Ant84 Posted August 12, 2011 Posted August 12, 2011 I have been separated from my wife for 39 days now. Not legally just basically split up. It all started when I found out she kissed someone else and as petty as it sounds it hurt me alot well after that we stayed together for two more weeks she left for a weekend to " get away" and came back with a mark on her chest but I forgave her but remained hurt then she left and at first it was so hard well it still is I miss her ally and we have 2 kids also and I miss them too I don't know what to do she sais she loves me but she is too stressed to make a decision to come home but that has been the excuse for 39 days now I'm stuck I love her so much it hurts to see her stressed but I can't seem to help her she acts like everything I say or do is wrong I just want her to be happy I tried just not calling her but when I do that she calls me. I'm so confused I Want my family back. And of course I had my wrongs I acted like she was there for nesecity rather than bc I wanted her to be. And I realized what I did and fixed it but she will not know if I changed till she comes back I don't k ow anyone got any advice
LostinCali909 Posted August 12, 2011 Posted August 12, 2011 What kind of mark? Hickey? Tat? How's your wife dealing with the separation? Your wife's behavior seems very questionable.
Author Ant84 Posted August 12, 2011 Author Posted August 12, 2011 Ya a hickey and like I said she tells me that she does not want a divorce she just needs to clear her head.
Bubby Posted August 12, 2011 Posted August 12, 2011 You need to ask her exactly what she means by clearing her head. Did you have good communication with you when you lived together ? Will she be willing to go to marriage counselling to work thinmgs out with you ? Will she do whatever it takes to get your relationship on track ? It may also take time for her to decide what is going on in her head. Has she mentioned that there is some hope and then stated several minutes later that she doesn't know. If she is willing to communicate and meet you half way to reconcilitation then she maybe ready to do so. But most importantly at this time you must look after you and keep your strength up, especially for your little ones. She may have issues from prior times in her life which may have raised their ugly heads and this has come out side ways for her. Also do you have support and a place to let off your steam and frustration. Keep us posted.
Mauschen Posted August 12, 2011 Posted August 12, 2011 You have to make her miss you. Don't talk to her unless it is about exchanging the kids. Make sure you have them at least 50% of the time too. Go out an have fun (or at least pretend to), appear confident and happy, and don't beg or plead for her to come back. Those things are very unattractive to a wayward spouse.

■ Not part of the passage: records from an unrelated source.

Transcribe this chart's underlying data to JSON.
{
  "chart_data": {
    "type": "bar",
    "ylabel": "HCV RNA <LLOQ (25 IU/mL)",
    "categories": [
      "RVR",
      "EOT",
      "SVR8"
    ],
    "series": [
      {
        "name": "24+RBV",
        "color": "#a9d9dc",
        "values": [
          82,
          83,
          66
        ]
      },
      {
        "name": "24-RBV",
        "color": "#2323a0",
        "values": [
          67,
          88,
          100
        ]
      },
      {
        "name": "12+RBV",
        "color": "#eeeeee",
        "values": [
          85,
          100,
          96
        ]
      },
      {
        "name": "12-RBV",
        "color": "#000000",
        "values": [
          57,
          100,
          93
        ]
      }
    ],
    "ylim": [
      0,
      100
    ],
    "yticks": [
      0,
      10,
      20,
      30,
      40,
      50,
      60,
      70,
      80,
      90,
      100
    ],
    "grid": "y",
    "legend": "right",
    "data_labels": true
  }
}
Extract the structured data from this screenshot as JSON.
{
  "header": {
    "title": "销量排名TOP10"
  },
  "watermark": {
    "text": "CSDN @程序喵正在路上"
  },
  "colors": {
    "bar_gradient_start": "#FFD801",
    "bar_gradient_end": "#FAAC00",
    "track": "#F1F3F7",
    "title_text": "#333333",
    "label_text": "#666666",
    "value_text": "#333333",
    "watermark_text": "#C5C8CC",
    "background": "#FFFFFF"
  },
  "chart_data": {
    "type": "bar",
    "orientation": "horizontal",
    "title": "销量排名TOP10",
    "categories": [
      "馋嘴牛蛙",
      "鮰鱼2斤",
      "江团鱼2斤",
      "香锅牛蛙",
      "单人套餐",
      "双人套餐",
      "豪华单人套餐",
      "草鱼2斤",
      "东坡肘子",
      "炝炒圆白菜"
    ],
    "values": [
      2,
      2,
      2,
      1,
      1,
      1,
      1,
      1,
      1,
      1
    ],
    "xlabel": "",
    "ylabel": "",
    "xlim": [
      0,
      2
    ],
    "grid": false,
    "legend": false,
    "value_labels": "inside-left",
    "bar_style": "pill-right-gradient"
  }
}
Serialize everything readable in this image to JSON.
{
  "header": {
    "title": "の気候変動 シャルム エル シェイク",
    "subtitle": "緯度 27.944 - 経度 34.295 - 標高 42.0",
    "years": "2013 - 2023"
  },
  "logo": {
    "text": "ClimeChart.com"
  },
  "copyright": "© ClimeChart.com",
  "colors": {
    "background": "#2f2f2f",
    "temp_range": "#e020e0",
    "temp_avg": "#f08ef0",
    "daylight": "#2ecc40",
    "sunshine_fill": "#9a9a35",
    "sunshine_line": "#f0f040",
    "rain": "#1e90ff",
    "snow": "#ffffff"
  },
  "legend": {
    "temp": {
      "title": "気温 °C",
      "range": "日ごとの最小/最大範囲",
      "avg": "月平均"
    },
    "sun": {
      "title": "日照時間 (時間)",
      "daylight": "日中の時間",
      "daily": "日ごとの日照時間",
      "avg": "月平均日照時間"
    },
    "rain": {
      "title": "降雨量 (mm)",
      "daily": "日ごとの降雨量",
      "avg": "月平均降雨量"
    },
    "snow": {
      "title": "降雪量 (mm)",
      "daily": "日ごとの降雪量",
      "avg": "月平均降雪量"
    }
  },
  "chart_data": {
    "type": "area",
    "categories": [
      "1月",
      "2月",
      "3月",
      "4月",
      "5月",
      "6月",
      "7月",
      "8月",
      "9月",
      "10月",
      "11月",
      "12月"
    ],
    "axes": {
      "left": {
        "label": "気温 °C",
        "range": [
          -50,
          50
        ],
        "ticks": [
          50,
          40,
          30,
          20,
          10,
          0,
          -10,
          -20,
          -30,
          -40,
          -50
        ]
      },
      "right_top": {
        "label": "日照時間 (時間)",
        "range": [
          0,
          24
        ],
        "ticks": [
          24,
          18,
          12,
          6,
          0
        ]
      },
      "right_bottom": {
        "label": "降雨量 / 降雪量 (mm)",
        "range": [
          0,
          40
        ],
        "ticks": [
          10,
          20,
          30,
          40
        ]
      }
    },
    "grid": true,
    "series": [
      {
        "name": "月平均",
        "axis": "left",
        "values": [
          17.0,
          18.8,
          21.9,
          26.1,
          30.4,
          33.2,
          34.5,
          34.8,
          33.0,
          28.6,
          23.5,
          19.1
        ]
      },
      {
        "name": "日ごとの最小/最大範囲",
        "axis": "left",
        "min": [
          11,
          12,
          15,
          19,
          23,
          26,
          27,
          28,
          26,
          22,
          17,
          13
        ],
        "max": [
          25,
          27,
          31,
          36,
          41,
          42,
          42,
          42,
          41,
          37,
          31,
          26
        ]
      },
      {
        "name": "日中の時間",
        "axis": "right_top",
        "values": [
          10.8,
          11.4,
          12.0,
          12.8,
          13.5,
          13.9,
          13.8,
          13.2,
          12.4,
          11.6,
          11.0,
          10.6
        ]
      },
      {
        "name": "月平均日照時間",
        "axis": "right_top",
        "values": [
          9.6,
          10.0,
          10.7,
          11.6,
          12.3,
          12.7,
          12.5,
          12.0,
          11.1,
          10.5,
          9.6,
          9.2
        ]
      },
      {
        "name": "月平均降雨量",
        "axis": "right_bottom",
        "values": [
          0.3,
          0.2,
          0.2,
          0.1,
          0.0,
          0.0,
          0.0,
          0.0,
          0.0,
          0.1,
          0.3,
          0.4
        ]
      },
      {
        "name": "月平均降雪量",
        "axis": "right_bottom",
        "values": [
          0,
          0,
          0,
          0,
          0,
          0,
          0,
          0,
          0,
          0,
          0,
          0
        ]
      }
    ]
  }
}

Read some information on marriagebuilders.com about wayward spouses and how to deal with them.
Tech_E Posted August 12, 2011 Posted August 12, 2011 First of all she didn't "get away" for the weekend. She went off and had sex with this guy. You already know this, but you are perhaps willfully blind. It's normal. So, she had an affair. The only question remains what are you intending on doing about it? Actions, actions. Are there kids? Do you see them regularly? If not, DO SO! If she tries to prevent you from seeing them, get a lawyer and do it NOW! First off, research the 180 and follow it. Let it be your bible. Give yourself time to heal and determine what you want to do. If you want to try and reconcile then the 180 will help you start that process. Be aware that if you do want to reconcile she needs to do a LOT of things in order for it to have any chance at all. Is she willing? Good luck, and I know it sucks to be here, a LOT of us have been there. You will get through it, but you need to start today, you need to stop being whiny and feeling sorry for yourself.